Disfrutar restaurante en familia
Aunque los niños aman los restaurantes donde hay hamburguesas, papas fritas, helados y juegos a su alcance, hay ocasiones en las que uno desea comer algo más que comida rápida, por lo que un restaurante gourmet no está mal de vez en cuando.

Sin embargo, puede ser que este tipo de lugares no resulte del todo atractivo, sobre todo para los más pequeños de la casa y lo que planeamos como una tarde de celebración termine en un desastre familiar.

A continuación te damos algunos tips, que te servirán para que todos la pasen lo mejor posible en un restaurante que no es especial para niños.

No te quedes con la duda, pregunta...
1) Antes de llegar al restaurante llama para preguntar si puedes pedir la comida del pequeño por adelantado, esto puede minimizar los tiempos de espera. También pregunta si hay asientos especiales para niños.

2) Pide una buena mesa: puede ser cercana a una ventana, el pequeño puede entretenerse viendo pasar a otras personas o con el ir y venir del tráfico.

Los horarios
3) Trata de llegar antes o después de la hora más popular para no tener que esperar excesivamente.

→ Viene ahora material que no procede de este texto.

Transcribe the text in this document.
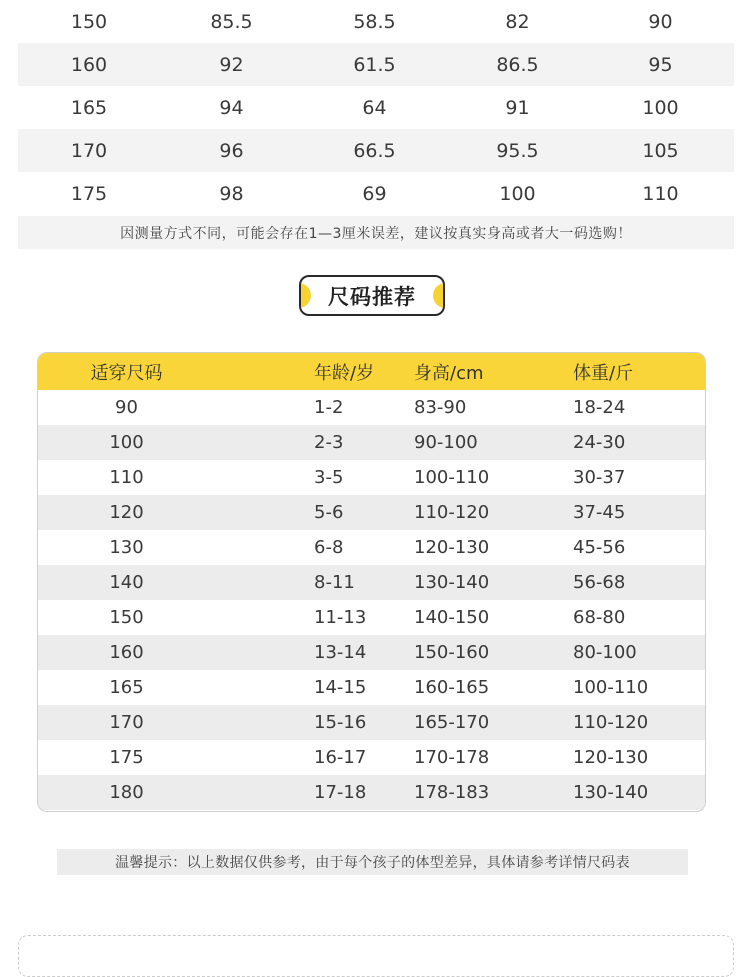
150	85.5	58.5	82	90
160	92	61.5	86.5	95
165	94	64	91	100
170	96	66.5	95.5	105
175	98	69	100	110
因测量方式不同，可能会存在1—3厘米误差，建议按真实身高或者大一码选购！
尺码推荐
适穿尺码	年龄/岁	身高/cm	体重/斤
90	1-2	83-90	18-24
100	2-3	90-100	24-30
110	3-5	100-110	30-37
120	5-6	110-120	37-45
130	6-8	120-130	45-56
140	8-11	130-140	56-68
150	11-13	140-150	68-80
160	13-14	150-160	80-100
165	14-15	160-165	100-110
170	15-16	165-170	110-120
175	16-17	170-178	120-130
180	17-18	178-183	130-140
温馨提示：以上数据仅供参考，由于每个孩子的体型差异，具体请参考详情尺码表
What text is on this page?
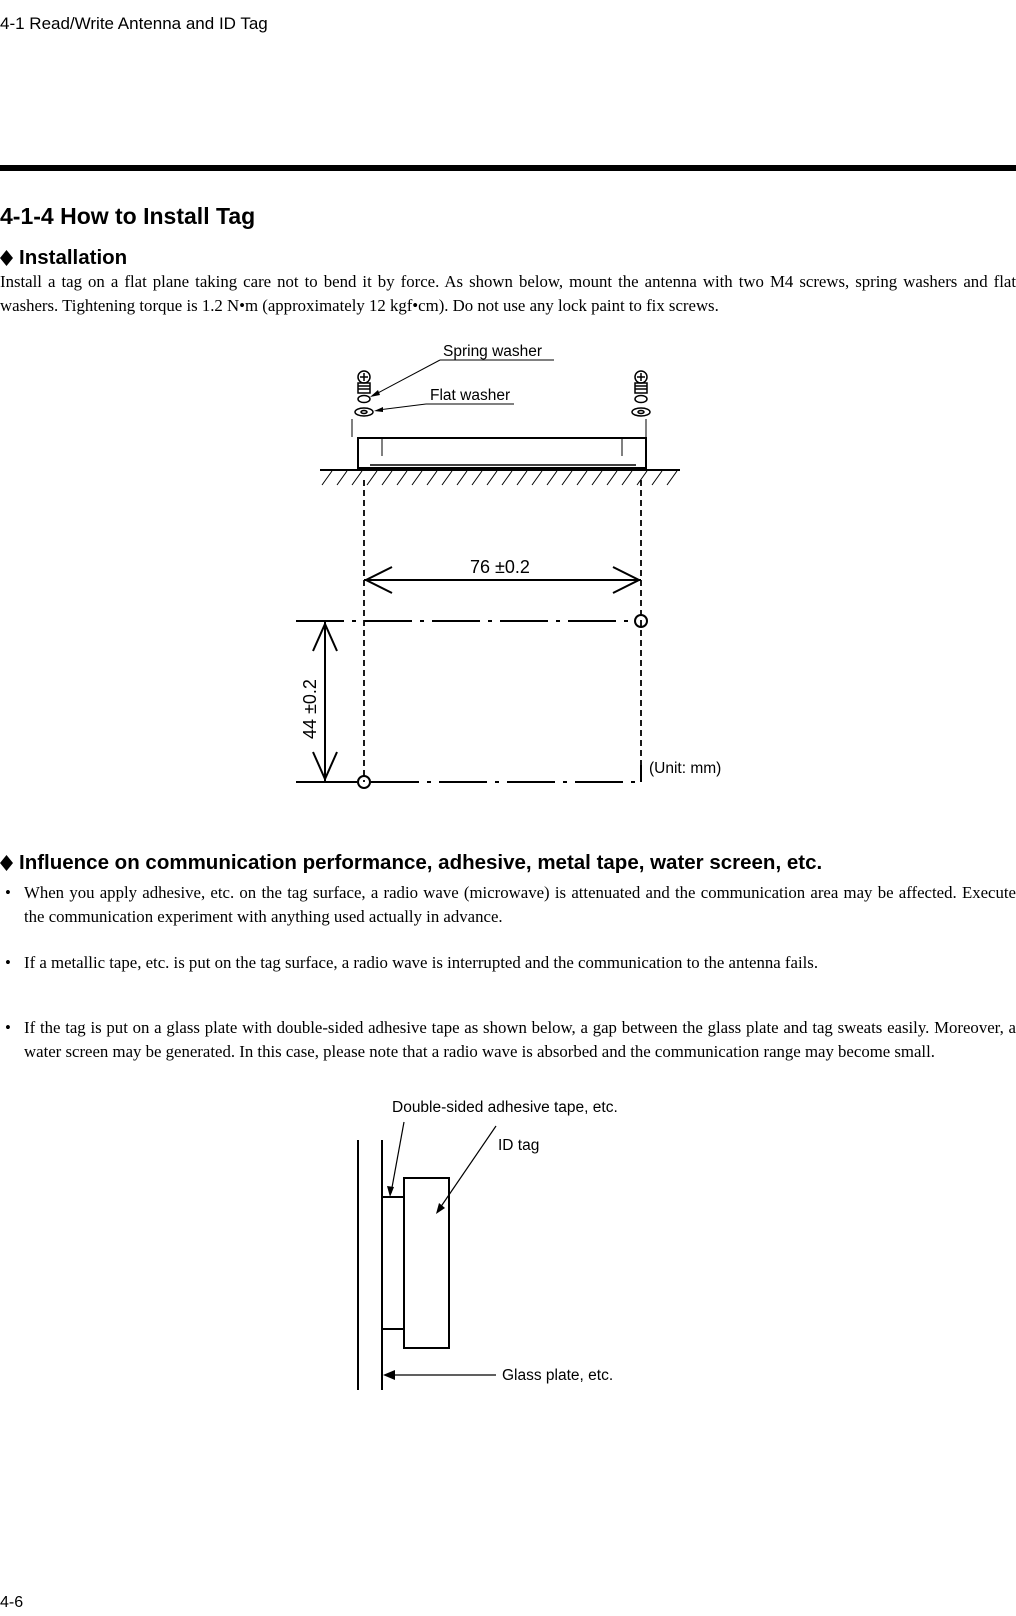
4-1 Read/Write Antenna and ID Tag
4-1-4 How to Install Tag
Installation

Install a tag on a flat plane taking care not to bend it by force. As shown below, mount the antenna with two M4 screws, spring washers and flat washers. Tightening torque is 1.2 N•m (approximately 12 kgf•cm). Do not use any lock paint to fix screws.

Spring washer
Flat washer
76 ±0.2
44 ±0.2
(Unit: mm)
Influence on communication performance, adhesive, metal tape, water screen, etc.
• When you apply adhesive, etc. on the tag surface, a radio wave (microwave) is attenuated and the communication area may be affected. Execute the communication experiment with anything used actually in advance.
• If a metallic tape, etc. is put on the tag surface, a radio wave is interrupted and the communication to the antenna fails.
• If the tag is put on a glass plate with double-sided adhesive tape as shown below, a gap between the glass plate and tag sweats easily. Moreover, a water screen may be generated. In this case, please note that a radio wave is absorbed and the communication range may become small.
Double-sided adhesive tape, etc.
ID tag
Glass plate, etc.
4-6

4) En la medida de lo posible, debemos respetar los horarios de siesta y de comida de nuestros hijos. En el caso de los niños menores de dos años de edad lo más recomendable es llevarlos ya comidos, una vez estando en el restaurante podemos aprovechar que el pequeño duerma un poco para comer tranquilamente.

5) Conoce los límites de tu hijo. La mayoría de los niños pequeños pueden aguantar quietos aproximadamente una hora y media. Cuando el mesero se acerque para que pidas tus bebidas, aprovecha para pedir de una vez tus alimentos.

¡Relájense!
6) No tiene caso pedir alimentos demasiado elaborados y caros para ellos, terminarán dejando la mayoría de la comida en el plato. Es mejor pedirles algún plato fácil de comer, como brochetas o deditos de queso. Luego se les va enseñando, con mucha paciencia, a esperar y a comer platillos más elaborados

7) Llevar algunos juguetes puede funcionar para distraerlos. También puedes llevarles colores, lápices y algunos libros para colorear.

8) Mantén la comunicación con tus hijos mientras toman los alimentos. Según algunos chefs, expertos en el tema, muchos padres que salen a comer con sus hijos, simplemente se olvidan de que los niños están ahí.

9) Pueden jugar al restaurante en la cocina de la casa. Cada uno puede desempeñar un rol y luego ir rotando los papeles. Esta es una forma divertida de enseñarle a los pequeños cómo deben comportarse.

10) Por último, toma cada salida a un restaurante como una experiencia educativa. Aunque salga mal una vez, puede ser mejor la próxima vez que intenten salir.